Costa Rica Spheres

Stone spheres known locally as Bolas de Costa Rica (Costa Rican Balls) caught the attention of the Spanish conquistador Pizarro.
In the region of the Diquis River Delta, on the Island of Caño, and in several other locations, a few hundred of these enigmatic stone balls (over 300 have been cataloged to date) sit in surprisingly spherical perfection, inspiring intriguing questions regarding their origin, history, and function.

These rock orbs range in diameter from just 4 inches to over 8 feet. They are carved in black granite or granodiorite, a rock similar to granite, interestingly the same material used for the famous “Rosetta Stone” used by archeologist Champollion to begin deciphering the Egyptian hieroglyphics. These spheres, known locally as Bolas de Costa Rica (Costa Rican Balls), caught the attention of the Spanish conquistador Francisco Pizarro, who in 1547 stated that “the lords of this empire gather every four years in this Country of Balls, where they receive advice from great wise men.”

The geographic location of Costa Rica, in the center of Central America, is likely the reason that the artifacts found here display a variety of influences from the Mayans of the north to the Olmecs and the Toltecs of Mexico, the Chibchas of Colombia, and even the Quechuas and Incas of distant Peru. In 1939, as loggers from the U.S.’s Standard Fruit Company deforested the region to grow bananas, they discovered a number of these balls, some of which they blasted with dynamite in the hopes of finding gold. They didn’t find the precious metal, but they did stumble upon an enigma that remains a mystery today. In 1943, the archeologist Doris Stone published the first known article about the spheres in American Antiquity. The piece caught the attention of S. Kirkland Lothrop of the University of Harvard, author of the reference book Archeology of the Diquis Delta, published in 1963. Beginning in 1970, the Costa Rican government has protected the pre-Columbian spheres and some of the balls damaged by dynamite have even been reconstructed.

Today, these rock spheres make up part of this Central American country’s iconic landscape, and they are present in some official buildings, town squares, and emblematic places in the capital city of San Jose. They even appear on the five thousand colon bill. In 2014, the Balls of Costa Rica on the UNESCO World Heritage List. We do not know the exact function of the balls. No logical explanation regarding their disposition and organization in relation to the earth has ever been found, and precisely who created them and when is also unknown (although their appearance and the quality of craftsmanship they display seem to indicate one culture that has unfortunately been largely lost).

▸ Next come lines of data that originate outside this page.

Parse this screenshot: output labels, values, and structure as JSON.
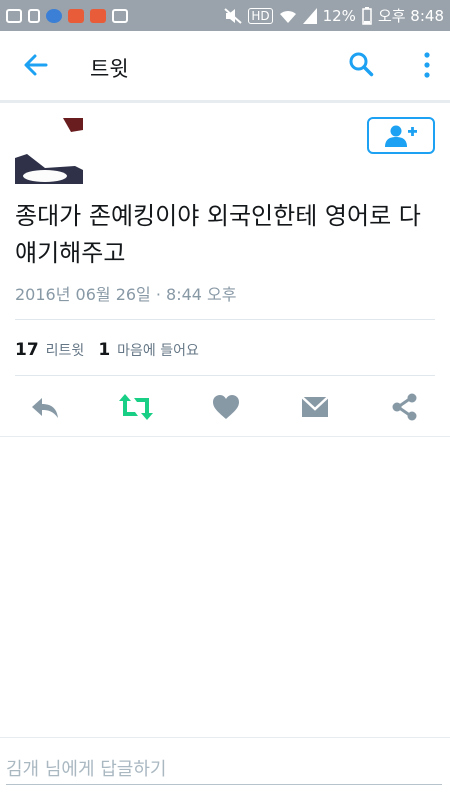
{
  "status_bar": {
    "wifi_icon": "wifi-icon",
    "hd_label": "HD",
    "battery": "12%",
    "time": "오후 8:48"
  },
  "app_bar": {
    "title": "트윗"
  },
  "tweet": {
    "text": "종대가 존예킹이야 외국인한테 영어로 다 얘기해주고",
    "timestamp": "2016년 06월 26일 · 8:44 오후"
  },
  "stats": {
    "retweets_count": "17",
    "retweets_label": "리트윗",
    "likes_count": "1",
    "likes_label": "마음에 들어요"
  },
  "colors": {
    "accent": "#1da1f2",
    "retweet_green": "#19cf86",
    "icon_gray": "#8899a6"
  },
  "reply": {
    "placeholder": "김개 님에게 답글하기"
  }
}
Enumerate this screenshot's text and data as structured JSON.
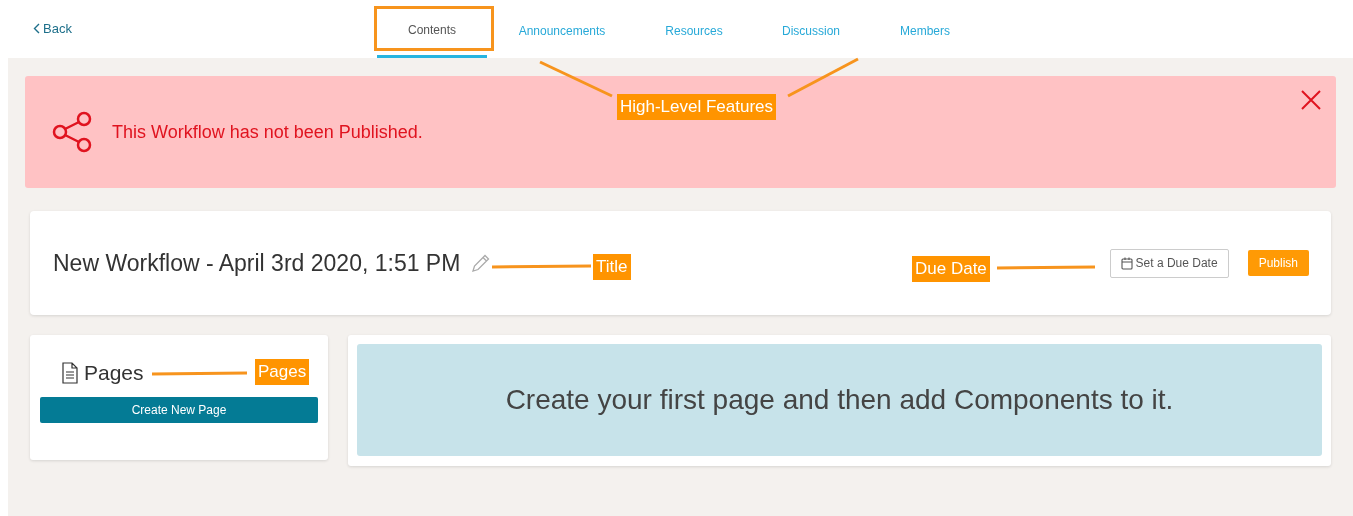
{
  "nav": {
    "back": "Back",
    "tabs": [
      {
        "label": "Contents",
        "selected": true
      },
      {
        "label": "Announcements",
        "selected": false
      },
      {
        "label": "Resources",
        "selected": false
      },
      {
        "label": "Discussion",
        "selected": false
      },
      {
        "label": "Members",
        "selected": false
      }
    ]
  },
  "alert": {
    "message": "This Workflow has not been Published.",
    "dismissible": true
  },
  "workflow": {
    "title": "New Workflow - April 3rd 2020, 1:51 PM",
    "due_date_button": "Set a Due Date",
    "publish_button": "Publish"
  },
  "pages": {
    "heading": "Pages",
    "create_button": "Create New Page"
  },
  "empty_state": {
    "message": "Create your first page and then add Components to it."
  },
  "annotations": [
    {
      "label": "High-Level Features"
    },
    {
      "label": "Title"
    },
    {
      "label": "Due Date"
    },
    {
      "label": "Pages"
    }
  ]
}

The stone spheres sprinkled around Costa Rica have served as a source of inspiration for painters and sculptors and they have inspired creative theories from those that insist the balls were left by the last inhabitants of Atlantis. Swiss “scientific” writer Erik von Däniken says they provide clear evidence of a visit from ancestral extra-terrestrials. What is clear is that while other regions have pyramids, obelisks, and monuments such as Stonehenge, Costa Rica’s stone spheres also offer a rare glimpse into a distant and mysterious past.